Stapleton Kearns said...

James:

Nothing good happens in any painting unless it is deliberate. Problems get there under their own steam. Quality does not.

The location is on Schooner head, which is next to Sand Beach in Acadia.

There is a Schooner Head trail, it is accessed from a little road that runs to it from downtown, rather than through the park. It has its own lot that you can see on the map. You could hike up from the Sand Beach parking lot too. This is a low tide location. The location is on the Sandy beach side.

I believe he used one of two mediums. One is VTO, (varnish, turpentine and oil. The other would be a copal, like Taubes that would be unavailable today. But it ain't in the medium......Stape

Mike Thompson said...

Stape,

About a year and a half ago I took a couple of 9x12 canvas pads and went into my ''abstract'' period where I just took colors and painted them into puddles that flowed into one another for about 20 some odd ''paintings''. Before long I had dropped white and, using Liquin to thin the paint way down and using only 4 transparent paints per painting, developed a series that was very like wet in wet watercolors. There was another thing I observed. The transparent colors never got muddy or dirty and I always just changed color on the brush and let the painting process wash out the old color onto the canvas in a blend until the new color predominated. On the paintings where I used bone black, the colors took on a warm richness almost the way brown easter eggs do. Periodically I go through these just for fun and I am always amazed at the transition in the series that occurs when I allow the white of the canvas to show through like in a watercolor and don't have any opaque paints. The colors are much brighter and sharper and, yes, glowing. Those with white have a chalky appearance. On their own they look fine but side by side with the transparents they look ''dowdy''.

I used to live in upper east Tennessee which is pretty heavily forested and is often cloudy. I actually preferred cloudy days because the colors always seemed richer and there was less yellow (the greens were bluer and darker) and it was easier on my eyes no to have to squint. In a similar manner, I have turned my monitor at home down for ''richer'' colors in my pictures.

By lowering the key, I an assuming that most mixtures still have at least some white or opaque pigments in them. Transparent paints tend to be dark straight from the tube, not to mention pretty intense. The Hibbard picture is fairly small on my monitor but it looks like most of the paint is opaque except in shadows and a few trees. Do you ever 'cheat' and blend with an opaque yellow or an opaque blue (like the W&N cerrulean blue) or another low tinting strength pigment specifically to avoid white? As you can see, I find these subtle pigment characteristics endlessly fascinating.

Stapleton Kearns said...

There are painters who stain their canvas and then try to leave that showing for their shadows.

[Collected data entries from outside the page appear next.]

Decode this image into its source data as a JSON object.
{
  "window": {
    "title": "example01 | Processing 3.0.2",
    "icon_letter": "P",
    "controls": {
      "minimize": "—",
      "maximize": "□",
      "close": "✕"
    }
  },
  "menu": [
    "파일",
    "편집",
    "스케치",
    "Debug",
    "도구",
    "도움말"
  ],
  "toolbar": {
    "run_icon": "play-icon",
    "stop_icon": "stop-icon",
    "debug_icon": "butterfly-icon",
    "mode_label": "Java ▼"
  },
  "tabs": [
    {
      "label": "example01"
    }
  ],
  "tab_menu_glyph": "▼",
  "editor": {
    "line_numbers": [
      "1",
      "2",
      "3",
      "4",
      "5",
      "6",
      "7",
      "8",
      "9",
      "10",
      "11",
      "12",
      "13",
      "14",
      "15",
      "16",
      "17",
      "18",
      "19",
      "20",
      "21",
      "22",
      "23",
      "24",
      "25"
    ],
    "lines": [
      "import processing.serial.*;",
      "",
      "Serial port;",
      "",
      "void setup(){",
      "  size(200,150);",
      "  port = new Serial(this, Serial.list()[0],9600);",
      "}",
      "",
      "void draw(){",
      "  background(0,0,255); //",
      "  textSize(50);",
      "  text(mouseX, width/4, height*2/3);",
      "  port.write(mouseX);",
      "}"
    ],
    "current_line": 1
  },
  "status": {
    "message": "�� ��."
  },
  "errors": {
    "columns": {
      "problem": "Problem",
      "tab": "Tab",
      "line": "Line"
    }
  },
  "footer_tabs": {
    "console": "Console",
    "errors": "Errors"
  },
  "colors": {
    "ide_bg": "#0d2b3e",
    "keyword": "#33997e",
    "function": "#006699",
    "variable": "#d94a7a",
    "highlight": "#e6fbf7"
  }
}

I don't remember ever seeing Hibbard do that though. Emile Gruppe certainly did. It is a very traditional way of doing things. Gotta watch out with thin passages they can be fragile. Sargent spoke out against the practice.
If you are going to paint thin and transparent,it is best not to use a lot of thinner as you will make a weak paint film. It is better to just spread the paint from the tube if you can, so that it its thin. I almost never work transparently, but there are lots of fine painters who do.
I do not "cheat" by using a white substitute. I have seen this done with Naples yellow.I think that those kinds of devices can make your work look too method driven.